【Abstract】
Background: Diabetes mellitus plays an important role in restenosis and late in-stent thrombosis (ST). Current study using Optical Coherence Tomography (OCT) aims to compare target lesion neointima in patients with or without diabetes after Zotarolimus-Eluting Stents (ZES) treatment.
Methods: OCT images of 90212 struts and Quantitative Coronary Angiography (QCA) in 62 patients (32 DM and 30 non-DM) with 69 de novo coronary lesions (34 DM and 35 non-DM) both after ZES implantation and 12±1 month angiographic follow-up were recorded. Patient characteristics, lesion characteristics, clinical outcomes and OCT findings including neointimal thickness, coverage, malapposition, intimal morphology were analyzed.
Results: Baseline patient characteristics and lesion characteristics data were similar between the 2 groups. Higher neointimal thickness (0.14±0.09 mm vs. 0.09±0.04 mm, p=0.021), more neovascularization (3.03±6.24 vs. 0.52±1.87, p=0.017) and higher incidence of layered signal pattern (12.19±19.91 % vs. 4.28±9.02 %, p=0.049) were observed in diabetic lesions comparing with non-diabetic lesions. While there were no difference found in malapposition, uncovered percentage and thrombus between the two groups (All p>0.05). Occurrence of clinical adverse events was also similar during follow-up period (p>0.05).

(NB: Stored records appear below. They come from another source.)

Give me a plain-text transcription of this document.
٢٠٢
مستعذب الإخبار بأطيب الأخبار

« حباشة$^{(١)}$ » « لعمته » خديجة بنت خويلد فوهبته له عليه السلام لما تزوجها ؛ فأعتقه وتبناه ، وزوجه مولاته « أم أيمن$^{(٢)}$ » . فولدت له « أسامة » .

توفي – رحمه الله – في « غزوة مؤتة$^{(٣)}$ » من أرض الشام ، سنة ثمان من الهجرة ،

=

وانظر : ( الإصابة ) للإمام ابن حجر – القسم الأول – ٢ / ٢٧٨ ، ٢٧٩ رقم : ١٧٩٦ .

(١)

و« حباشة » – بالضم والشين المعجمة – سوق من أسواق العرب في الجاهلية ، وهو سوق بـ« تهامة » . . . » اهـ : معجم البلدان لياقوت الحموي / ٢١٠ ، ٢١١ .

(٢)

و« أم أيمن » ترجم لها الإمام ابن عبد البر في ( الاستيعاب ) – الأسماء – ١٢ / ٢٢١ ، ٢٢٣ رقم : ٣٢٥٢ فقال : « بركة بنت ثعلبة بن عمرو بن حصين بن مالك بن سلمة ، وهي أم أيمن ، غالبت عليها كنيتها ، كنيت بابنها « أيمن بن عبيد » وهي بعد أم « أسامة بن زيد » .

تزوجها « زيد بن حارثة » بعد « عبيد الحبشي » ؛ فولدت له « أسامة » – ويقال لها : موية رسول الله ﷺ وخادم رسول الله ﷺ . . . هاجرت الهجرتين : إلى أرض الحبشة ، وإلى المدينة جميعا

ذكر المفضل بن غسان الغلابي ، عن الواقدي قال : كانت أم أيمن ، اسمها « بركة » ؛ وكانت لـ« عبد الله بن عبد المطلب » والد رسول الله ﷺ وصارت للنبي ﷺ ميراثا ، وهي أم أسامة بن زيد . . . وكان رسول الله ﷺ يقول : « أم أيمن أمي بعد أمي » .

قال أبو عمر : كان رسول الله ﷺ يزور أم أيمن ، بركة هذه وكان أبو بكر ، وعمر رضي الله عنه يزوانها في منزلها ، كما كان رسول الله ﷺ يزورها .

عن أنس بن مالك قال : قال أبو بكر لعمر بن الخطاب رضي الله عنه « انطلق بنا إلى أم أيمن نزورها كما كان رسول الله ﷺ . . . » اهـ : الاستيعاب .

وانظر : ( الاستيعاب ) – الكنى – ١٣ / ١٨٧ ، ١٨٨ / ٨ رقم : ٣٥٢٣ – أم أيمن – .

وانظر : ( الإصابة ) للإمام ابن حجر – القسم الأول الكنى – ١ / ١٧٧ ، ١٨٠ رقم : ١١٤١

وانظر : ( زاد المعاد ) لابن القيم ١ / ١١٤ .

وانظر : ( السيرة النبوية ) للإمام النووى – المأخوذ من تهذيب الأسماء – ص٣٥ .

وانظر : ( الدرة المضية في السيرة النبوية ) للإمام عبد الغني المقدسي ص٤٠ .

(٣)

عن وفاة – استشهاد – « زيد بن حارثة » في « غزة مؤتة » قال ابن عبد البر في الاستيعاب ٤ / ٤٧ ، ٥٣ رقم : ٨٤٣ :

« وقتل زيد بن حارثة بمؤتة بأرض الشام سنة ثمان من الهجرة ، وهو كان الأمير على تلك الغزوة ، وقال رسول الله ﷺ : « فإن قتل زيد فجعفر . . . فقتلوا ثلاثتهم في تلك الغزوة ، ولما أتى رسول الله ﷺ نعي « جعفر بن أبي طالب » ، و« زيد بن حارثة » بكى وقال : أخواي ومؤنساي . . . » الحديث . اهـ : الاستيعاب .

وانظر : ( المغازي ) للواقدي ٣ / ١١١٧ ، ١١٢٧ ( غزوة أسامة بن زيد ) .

Conclusion: Although more neointimal proliferation and more neovascularization were found in diabetic coronary lesions comparing with non-diabetic lesions, treatment with ZES showed similar stent malapposition rate at one year follow-up. These data indicated that ZES treatment could be possibly effective in treating diabetic coronary lesions. (Trial registration: NCT01747356.)
【中文摘要】
背景:糖尿病對冠脈支架內再狹窄及晚期血栓發生具有顯著影響。本研究旨在應用光學幹涉斷層掃描技術(OCT)分析糖尿病和非糖尿病患者植入佐他莫司藥物洗脫支架後靶病變內膜修復情況。
方法:應用OCT技術掃描90212段支架小梁,並應用冠脈造影定量分析納入研究的62例患者(32例糖尿病及30例非糖尿病)的共計69段原位病變(34段糖尿病及35段非糖尿病)植入佐他莫司藥物洗脫支架後12±1月造影及隨訪結果。分析患者特徵、病變特徵、臨床預後及OCT分析結果,包括新生內膜厚度、覆蓋率、貼壁不良發生率及內膜形態。
結果:兩組間基線患者特徵、病變特徵數據無顯著差異。與非糖尿病病變相比,糖尿病病變具有更高的新生內膜厚度(0.14±0.09 mm vs. 0.09±0.04 mm, p =0.021)、更多新生血管(3.03±6.24 vs. 0.52±1.87,p=0.017)和更高的分層信號模式(12.19±19.91% vs. 4.28±9.02%,p=0.049)。兩組在支架貼壁不良、新生內膜未覆蓋率、血栓形成方面差異無統計學意義(p>0.05)。隨訪期間臨床不良事件發生率相似(p>0.05)。
結論:應用佐他莫司藥物洗脫支架治療後,雖然糖尿病冠脈病變較非糖尿病冠脈病變有更多的內膜增生和血管形成,但隨訪1年結果顯示,兩組支架貼壁不良發生率相似。提示佐他莫司藥物洗脫支架治療糖尿病冠狀動脈病變可能有效。